Shipping companies are currently charging about ten types of surcharges for goods at seaports


Loading and unloading goods at Cat Lai Port, Ho Chi Minh City. Photo: T.H.
Loading and unloading goods at Cat Lai Port, Ho Chi Minh City. Photo: T.H.

According to Mr. Nhữ Đính Thiện, Vice Secretary-General of Visaba, the current operations of foreign shipping lines in Vietnam significantly impact the rights of import and export enterprises, seaports, logistics, and state management efforts.

Mr. Thiện analyzed: Nearly 100% of Vietnam’s import and export cargo volume is handled by foreign shipping lines; these lines enter and leave ports and open routes without needing to report since current Vietnamese laws do not regulate the registration and management of transport routes.

Additionally, these shipping companies are charging around ten types of surcharges for goods at seaports (such as THC surcharges, documentation fees, fuel surcharges, container cleaning fees, etc.). However, the shipping lines themselves decide the price levels and types of these surcharges without any agreement with customers.

Vietnamese cargo owners, not being the contract negotiators for transportation, are forced to accept these surcharge terms to receive their goods. With this practice, from the beginning of 2024, foreign shipping lines have continuously announced increases of 10–20% (from VND 290,000 to 550,000 per container) in THC fees for each container service.

When shipping companies want to adjust fees and surcharges, they simply post price changes 15 days before the adjustment and are not required to go through checks or explain the factors constituting the fees and surcharges (according to Decree 146/2016/ND-CP dated November 2, 2016, on price listing, additional charges beyond service prices for container cargo transportation by sea, service prices at seaports).

Foreign shipping lines have been demanding very strong discounts from depots, up to 50-60% of the lifting charges, while these fees are not related to the shipping companies.

From this reality, Mr.
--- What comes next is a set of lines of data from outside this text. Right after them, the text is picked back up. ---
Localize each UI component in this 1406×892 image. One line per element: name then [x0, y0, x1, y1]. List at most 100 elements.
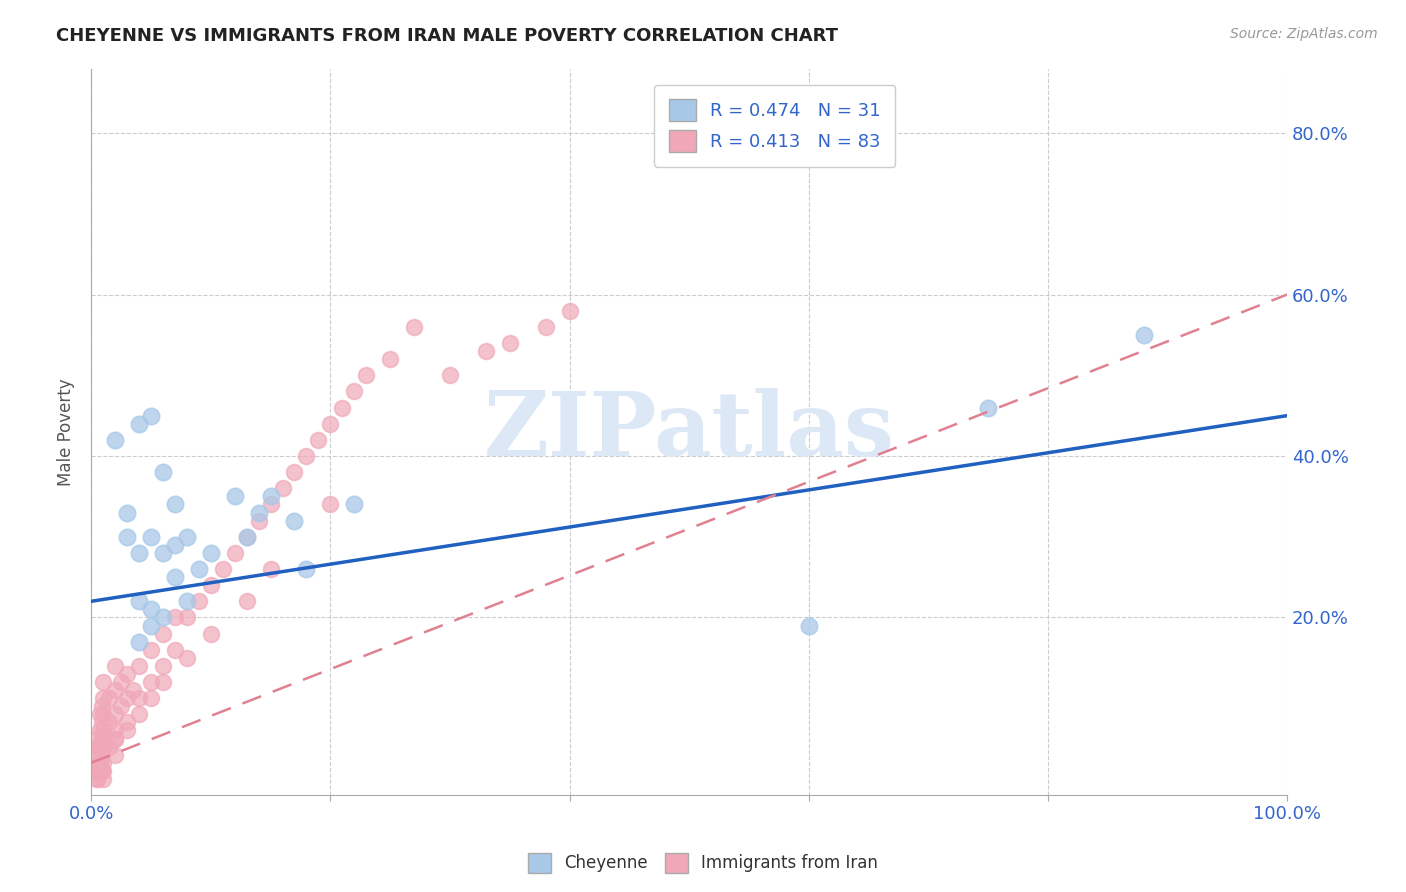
Point: [115, 691, 138, 706]
Point: [91, 691, 114, 706]
Point: [128, 659, 150, 673]
Point: [176, 610, 198, 624]
Point: [89, 756, 111, 770]
Point: [139, 618, 162, 632]
Point: [98, 739, 121, 754]
Point: [90, 699, 112, 714]
Point: [187, 594, 209, 608]
Point: [152, 659, 174, 673]
Point: [343, 498, 366, 512]
Point: [104, 747, 127, 762]
Point: [163, 538, 186, 552]
Point: [152, 610, 174, 624]
Point: [86, 772, 108, 786]
Point: [439, 368, 461, 383]
Point: [115, 723, 138, 738]
Point: [319, 498, 342, 512]
Point: [86, 739, 108, 754]
Point: [104, 707, 127, 722]
Legend: Cheyenne, Immigrants from Iran: Cheyenne, Immigrants from Iran: [522, 847, 884, 880]
Y-axis label: Male Poverty: Male Poverty: [58, 378, 75, 485]
Point: [319, 417, 342, 431]
Point: [163, 498, 186, 512]
Point: [104, 731, 127, 746]
Text: ZIPatlas: ZIPatlas: [484, 388, 894, 475]
Point: [122, 683, 145, 698]
Point: [152, 626, 174, 640]
Point: [475, 344, 498, 359]
Point: [211, 562, 233, 576]
Point: [295, 562, 318, 576]
Point: [977, 401, 1000, 415]
Point: [104, 433, 127, 447]
Point: [187, 562, 209, 576]
Point: [163, 610, 186, 624]
Point: [139, 691, 162, 706]
Point: [91, 756, 114, 770]
Point: [224, 546, 246, 560]
Point: [139, 602, 162, 616]
Point: [235, 594, 257, 608]
Point: [402, 319, 425, 334]
Point: [330, 401, 353, 415]
Point: [797, 618, 820, 632]
Point: [271, 481, 294, 495]
Point: [115, 715, 138, 730]
Point: [90, 747, 112, 762]
Point: [89, 764, 111, 778]
Point: [90, 731, 112, 746]
Point: [499, 336, 522, 351]
Point: [98, 691, 121, 706]
Point: [89, 707, 111, 722]
Point: [104, 659, 127, 673]
Point: [200, 626, 222, 640]
Point: [283, 465, 305, 479]
Point: [89, 756, 111, 770]
Point: [176, 530, 198, 544]
Point: [378, 352, 401, 367]
Point: [558, 303, 581, 318]
Point: [104, 723, 127, 738]
Point: [354, 368, 377, 383]
Point: [259, 562, 281, 576]
Point: [176, 650, 198, 665]
Point: [534, 319, 557, 334]
Point: [139, 675, 162, 690]
Point: [139, 642, 162, 657]
Point: [152, 675, 174, 690]
Point: [89, 723, 111, 738]
Point: [110, 699, 132, 714]
Point: [86, 764, 108, 778]
Point: [235, 530, 257, 544]
Text: CHEYENNE VS IMMIGRANTS FROM IRAN MALE POVERTY CORRELATION CHART: CHEYENNE VS IMMIGRANTS FROM IRAN MALE PO…: [56, 27, 838, 45]
Point: [295, 449, 318, 463]
Point: [307, 433, 329, 447]
Point: [259, 498, 281, 512]
Point: [128, 691, 150, 706]
Point: [86, 756, 108, 770]
Point: [152, 465, 174, 479]
Point: [115, 506, 138, 520]
Point: [86, 747, 108, 762]
Point: [343, 384, 366, 399]
Point: [115, 667, 138, 681]
Point: [139, 530, 162, 544]
Point: [247, 506, 270, 520]
Point: [91, 739, 114, 754]
Point: [1132, 327, 1154, 342]
Point: [89, 739, 111, 754]
Point: [259, 489, 281, 503]
Point: [104, 683, 127, 698]
Point: [91, 764, 114, 778]
Point: [104, 731, 127, 746]
Point: [115, 530, 138, 544]
Point: [200, 546, 222, 560]
Point: [128, 634, 150, 648]
Point: [91, 723, 114, 738]
Point: [163, 642, 186, 657]
Point: [128, 417, 150, 431]
Point: [90, 715, 112, 730]
Point: [283, 514, 305, 528]
Point: [247, 514, 270, 528]
Point: [86, 731, 108, 746]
Thiện calculates, with 25 million TEUs going through Vietnamese ports, of which about 15 million containers are import and export goods, Vietnam is becoming an important market for foreign shipping lines.

In fact, for an average container, the shipping companies charge an additional $200, thus annually Vietnam is losing over $3 billion uncontrolled. This is income on Vietnamese territory paid by Vietnamese import and export cargo owners. This situation increases logistics costs and reduces the competitiveness of Vietnamese goods compared to other countries, particularly as there are transport routes with zero or negative freight rates.
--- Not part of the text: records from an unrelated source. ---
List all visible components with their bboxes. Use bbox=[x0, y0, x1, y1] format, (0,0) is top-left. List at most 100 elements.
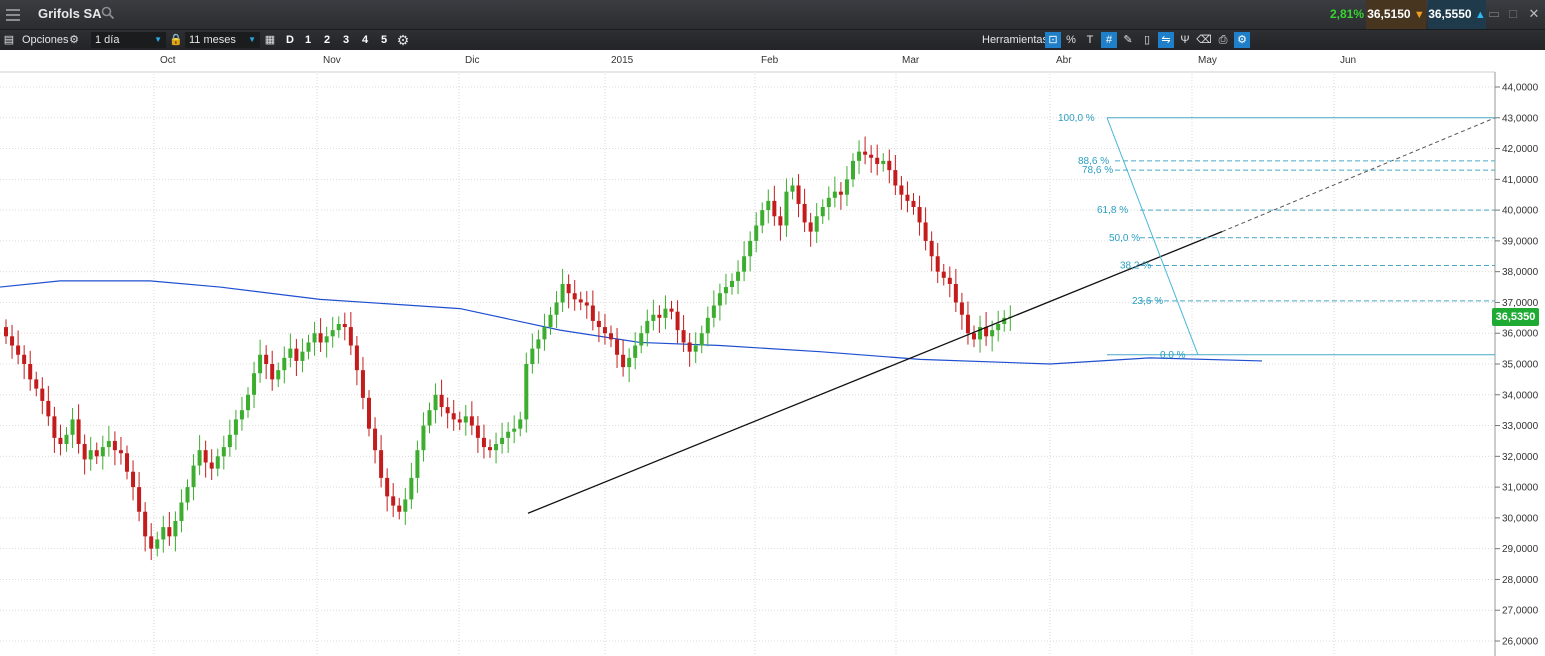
draw-line-tool-icon[interactable]: ✎ bbox=[1123, 34, 1133, 46]
candle-body bbox=[252, 373, 257, 395]
fibonacci-tool-icon[interactable]: ⇋ bbox=[1158, 32, 1174, 48]
candle-body bbox=[705, 317, 710, 334]
up-arrow-icon: ▲ bbox=[1474, 9, 1486, 21]
candle-body bbox=[433, 394, 438, 411]
moving-average-line bbox=[0, 280, 1263, 365]
candle-body bbox=[106, 440, 111, 448]
window-minimize-icon[interactable]: ▭ bbox=[1487, 6, 1501, 21]
candle-body bbox=[899, 185, 904, 195]
candle-body bbox=[481, 437, 486, 448]
candle-body bbox=[203, 450, 208, 463]
candle-body bbox=[88, 450, 93, 460]
candle-body bbox=[851, 160, 855, 180]
candle-body bbox=[488, 447, 492, 451]
options-gear-icon[interactable]: ⚙ bbox=[69, 34, 79, 46]
candle-body bbox=[427, 410, 432, 426]
hamburger-menu-icon[interactable] bbox=[4, 6, 22, 22]
window-maximize-icon[interactable]: □ bbox=[1509, 6, 1517, 21]
interval-select[interactable]: 1 día ▼ bbox=[91, 32, 166, 48]
candle-body bbox=[221, 447, 226, 457]
candle-body bbox=[506, 431, 511, 438]
candle-body bbox=[10, 336, 15, 346]
crosshair-tool-icon[interactable]: ⊡ bbox=[1045, 32, 1061, 48]
pitchfork-tool-icon[interactable]: Ψ bbox=[1180, 34, 1190, 46]
y-tick-label: 41,0000 bbox=[1502, 175, 1539, 186]
candle-body bbox=[215, 456, 220, 469]
text-tool-icon[interactable]: T bbox=[1086, 34, 1094, 46]
month-label: 2015 bbox=[611, 55, 634, 66]
options-list-icon[interactable]: ▤ bbox=[3, 34, 15, 46]
candle-body bbox=[179, 502, 184, 521]
candle-body bbox=[711, 305, 716, 318]
range-select[interactable]: 11 meses ▼ bbox=[185, 32, 260, 48]
candle-body bbox=[978, 327, 983, 340]
month-label: Jun bbox=[1340, 55, 1356, 66]
period-button-4[interactable]: 4 bbox=[361, 34, 369, 46]
candle-body bbox=[463, 416, 468, 423]
candle-body bbox=[137, 487, 142, 512]
month-header-row bbox=[0, 50, 1495, 72]
candle-body bbox=[264, 354, 269, 364]
period-button-1[interactable]: 1 bbox=[304, 34, 312, 46]
search-icon[interactable] bbox=[101, 6, 115, 20]
candle-body bbox=[300, 351, 305, 361]
fib-level-label: 23,6 % bbox=[1132, 296, 1163, 307]
candle-body bbox=[693, 345, 698, 352]
candle-body bbox=[953, 283, 958, 303]
candle-body bbox=[149, 536, 154, 549]
period-button-3[interactable]: 3 bbox=[342, 34, 350, 46]
candle-body bbox=[379, 450, 384, 478]
candle-body bbox=[324, 336, 329, 343]
calendar-icon[interactable]: ▦ bbox=[264, 34, 276, 46]
candle-body bbox=[578, 299, 583, 303]
candle-body bbox=[336, 323, 341, 331]
period-button-5[interactable]: 5 bbox=[380, 34, 388, 46]
settings-gear-icon[interactable]: ⚙ bbox=[396, 32, 410, 48]
candle-body bbox=[669, 308, 674, 312]
eraser-tool-icon[interactable]: ⌫ bbox=[1196, 34, 1212, 46]
lock-icon[interactable]: 🔒 bbox=[169, 34, 183, 46]
candle-body bbox=[227, 434, 232, 448]
candle-body bbox=[52, 416, 57, 438]
candle-body bbox=[185, 487, 190, 503]
candle-body bbox=[288, 348, 293, 358]
indicator-tool-icon[interactable]: ⚙ bbox=[1234, 32, 1250, 48]
candle-body bbox=[100, 447, 105, 457]
sell-price-button[interactable]: 36,5150 ▼ bbox=[1366, 0, 1426, 29]
candle-body bbox=[415, 450, 420, 478]
period-button-d[interactable]: D bbox=[286, 34, 294, 46]
candle-body bbox=[330, 330, 335, 337]
candle-body bbox=[367, 397, 371, 429]
candle-body bbox=[40, 388, 45, 401]
buy-price-button[interactable]: 36,5550 ▲ bbox=[1428, 0, 1486, 29]
options-menu[interactable]: Opciones bbox=[22, 34, 69, 46]
vertical-line-tool-icon[interactable]: ▯ bbox=[1143, 34, 1151, 46]
candle-body bbox=[155, 539, 160, 549]
candle-body bbox=[554, 302, 559, 315]
period-button-2[interactable]: 2 bbox=[323, 34, 331, 46]
candle-body bbox=[645, 320, 650, 334]
y-tick-label: 30,0000 bbox=[1502, 513, 1539, 524]
candle-body bbox=[566, 283, 571, 294]
candle-body bbox=[742, 256, 747, 272]
print-tool-icon[interactable]: ⎙ bbox=[1218, 34, 1228, 46]
sell-price: 36,5150 bbox=[1367, 7, 1411, 21]
candle-body bbox=[294, 348, 299, 361]
candle-body bbox=[881, 160, 886, 164]
candle-body bbox=[22, 354, 27, 364]
y-tick-label: 44,0000 bbox=[1502, 83, 1539, 94]
candle-body bbox=[258, 354, 263, 374]
interval-value: 1 día bbox=[95, 34, 120, 46]
month-label: Oct bbox=[160, 55, 176, 66]
candle-body bbox=[58, 437, 63, 445]
candle-body bbox=[796, 185, 801, 204]
price-chart[interactable]: Oct Nov Dic 2015 Feb Mar Abr May Jun 44,0000 43,0… bbox=[0, 50, 1545, 656]
window-close-icon[interactable]: ✕ bbox=[1528, 6, 1540, 21]
grid-tool-icon[interactable]: # bbox=[1101, 32, 1117, 48]
candle-body bbox=[131, 471, 136, 488]
candle-body bbox=[663, 308, 668, 318]
candle-body bbox=[875, 157, 880, 164]
candle-body bbox=[826, 197, 831, 208]
percent-tool-icon[interactable]: % bbox=[1066, 34, 1076, 46]
title-bar: Grifols SA 2,81% 36,5150 ▼ 36,5550 ▲ ▭ □… bbox=[0, 0, 1545, 30]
Disturbed by this reality, the Vietnam Cargo Owners Association has sent letters to the Ministry of Transport, the Ministry of Finance, the Ministry of Industry and Trade, the Price Management Department – Ministry of Finance, and the Vietnam Maritime Administration, requesting stronger management of the surcharges by foreign shipping lines.
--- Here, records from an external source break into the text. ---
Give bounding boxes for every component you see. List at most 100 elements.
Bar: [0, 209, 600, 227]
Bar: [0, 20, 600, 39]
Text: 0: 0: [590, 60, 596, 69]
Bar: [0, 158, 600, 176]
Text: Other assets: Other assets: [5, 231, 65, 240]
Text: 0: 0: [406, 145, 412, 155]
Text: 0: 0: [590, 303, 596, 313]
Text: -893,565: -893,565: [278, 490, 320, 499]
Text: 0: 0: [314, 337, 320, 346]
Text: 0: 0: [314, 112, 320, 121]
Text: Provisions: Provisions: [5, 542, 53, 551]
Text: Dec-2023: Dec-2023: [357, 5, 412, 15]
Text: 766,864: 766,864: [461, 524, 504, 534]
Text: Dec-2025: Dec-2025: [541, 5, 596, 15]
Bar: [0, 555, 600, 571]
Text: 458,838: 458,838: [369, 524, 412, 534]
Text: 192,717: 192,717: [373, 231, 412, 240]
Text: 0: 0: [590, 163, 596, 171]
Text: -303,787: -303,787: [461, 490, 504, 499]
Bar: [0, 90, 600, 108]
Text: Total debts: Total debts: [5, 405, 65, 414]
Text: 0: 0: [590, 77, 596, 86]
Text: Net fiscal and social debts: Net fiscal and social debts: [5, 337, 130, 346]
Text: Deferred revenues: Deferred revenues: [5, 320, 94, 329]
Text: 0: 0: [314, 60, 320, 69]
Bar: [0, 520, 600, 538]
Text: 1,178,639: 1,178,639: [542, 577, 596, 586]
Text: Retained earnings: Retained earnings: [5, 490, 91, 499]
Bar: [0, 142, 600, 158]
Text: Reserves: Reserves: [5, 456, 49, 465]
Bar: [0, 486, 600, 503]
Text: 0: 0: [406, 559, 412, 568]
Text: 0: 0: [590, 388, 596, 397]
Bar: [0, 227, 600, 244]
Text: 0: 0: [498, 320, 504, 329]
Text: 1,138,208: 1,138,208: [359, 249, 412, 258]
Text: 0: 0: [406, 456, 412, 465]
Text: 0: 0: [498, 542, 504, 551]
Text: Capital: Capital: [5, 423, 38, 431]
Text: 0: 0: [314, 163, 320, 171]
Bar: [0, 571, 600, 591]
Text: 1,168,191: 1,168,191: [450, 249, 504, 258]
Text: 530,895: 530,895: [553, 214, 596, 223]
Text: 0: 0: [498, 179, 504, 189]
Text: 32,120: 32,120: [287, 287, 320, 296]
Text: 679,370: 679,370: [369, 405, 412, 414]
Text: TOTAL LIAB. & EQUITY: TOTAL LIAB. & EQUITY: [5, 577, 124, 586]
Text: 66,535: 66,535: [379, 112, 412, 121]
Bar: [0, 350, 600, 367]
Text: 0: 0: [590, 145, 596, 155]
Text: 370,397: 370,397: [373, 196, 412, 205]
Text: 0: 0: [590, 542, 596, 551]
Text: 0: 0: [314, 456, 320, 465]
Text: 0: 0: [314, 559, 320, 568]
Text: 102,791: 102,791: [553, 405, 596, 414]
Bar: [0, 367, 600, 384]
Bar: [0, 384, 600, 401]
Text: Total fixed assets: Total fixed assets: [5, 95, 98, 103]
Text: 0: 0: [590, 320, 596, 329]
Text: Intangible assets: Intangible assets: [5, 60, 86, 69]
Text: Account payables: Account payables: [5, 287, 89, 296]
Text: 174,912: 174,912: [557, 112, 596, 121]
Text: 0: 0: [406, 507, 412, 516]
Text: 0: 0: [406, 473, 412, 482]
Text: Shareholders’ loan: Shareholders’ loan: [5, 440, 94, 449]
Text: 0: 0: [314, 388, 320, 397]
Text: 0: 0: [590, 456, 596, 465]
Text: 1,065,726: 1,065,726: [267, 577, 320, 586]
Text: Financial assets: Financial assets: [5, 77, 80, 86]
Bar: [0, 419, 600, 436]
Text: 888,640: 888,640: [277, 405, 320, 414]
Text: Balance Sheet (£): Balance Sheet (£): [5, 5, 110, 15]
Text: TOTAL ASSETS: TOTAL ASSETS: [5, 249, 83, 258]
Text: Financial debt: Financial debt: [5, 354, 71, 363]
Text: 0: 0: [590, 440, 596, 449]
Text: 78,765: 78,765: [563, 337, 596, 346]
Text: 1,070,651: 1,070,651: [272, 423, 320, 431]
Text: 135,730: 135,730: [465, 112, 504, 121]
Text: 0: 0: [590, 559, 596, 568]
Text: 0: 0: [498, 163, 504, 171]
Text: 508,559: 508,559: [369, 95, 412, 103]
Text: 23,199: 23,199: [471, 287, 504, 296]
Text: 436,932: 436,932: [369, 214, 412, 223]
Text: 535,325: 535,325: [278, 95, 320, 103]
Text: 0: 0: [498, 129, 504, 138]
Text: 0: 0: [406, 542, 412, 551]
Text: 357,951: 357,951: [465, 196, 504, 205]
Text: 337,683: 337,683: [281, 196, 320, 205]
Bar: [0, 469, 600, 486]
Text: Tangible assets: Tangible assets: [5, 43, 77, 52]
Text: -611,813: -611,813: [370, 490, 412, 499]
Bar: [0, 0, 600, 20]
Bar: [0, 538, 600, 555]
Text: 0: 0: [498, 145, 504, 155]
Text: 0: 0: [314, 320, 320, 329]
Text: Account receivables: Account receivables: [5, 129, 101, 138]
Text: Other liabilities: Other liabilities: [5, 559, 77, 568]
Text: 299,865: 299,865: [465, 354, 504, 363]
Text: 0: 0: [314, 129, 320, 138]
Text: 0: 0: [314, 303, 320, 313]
Mr. Phan Thông, General Secretary of the Association, stated that for many years now, foreign shipping lines have arbitrarily charged dozens of different fees and surcharges for the goods of Vietnamese import and export enterprises. This price increase is not based on any regulations of the managing authorities and is much higher than the handling fees that the shipping lines pay back to Vietnamese seaports.

Consequently, when Circular 39/2023/TT-BGTVT of the Ministry of Transport, which decided to adjust the prices for pilot services, use of bridges, docks, buoys, container handling, and towing, was issued on December 25, 2023, and took effect from February 15, 2024, from the beginning of February 2024, all foreign shipping lines simultaneously announced a 10–20% increase in THC fees for each container service in Vietnam. Notably, this fee increase applies only to Vietnam, while other countries in the region have not seen a similar increase in THC fees. Especially, in absolute terms, the 10-20% increase in THC fees by the shipping lines is three times higher than the price adjustment for container handling at Vietnamese seaports.

Mr. Lê Duy Hiệp, Chairman of the Vietnam Logistics Business Association (VLA), believes that it is time to tighten the management of surcharges by foreign shipping lines. To achieve this, legal aspects and international practices need to be studied.

From the reality above, the associations suggest that the regulatory bodies should include surcharges beyond service prices for container cargo transportation by sea in the list of goods and services subject to price declaration to perfect the price management mechanism and the types of surcharges for goods at seaports, to avoid arbitrary price increases and excessive charges affecting cargo owners’ rights. In cases of super-profit surcharges, special consumption taxes should be applied.

Additionally, review and issue a management mechanism for collecting various surcharges, compared with the regulations of Vietnamese law and international practices, demanding shipowners to immediately stop collecting unreasonable fees, and also recommending the Prime Minister to soon enact mechanisms for managing the fee collection of foreign shipping companies operating in Vietnam.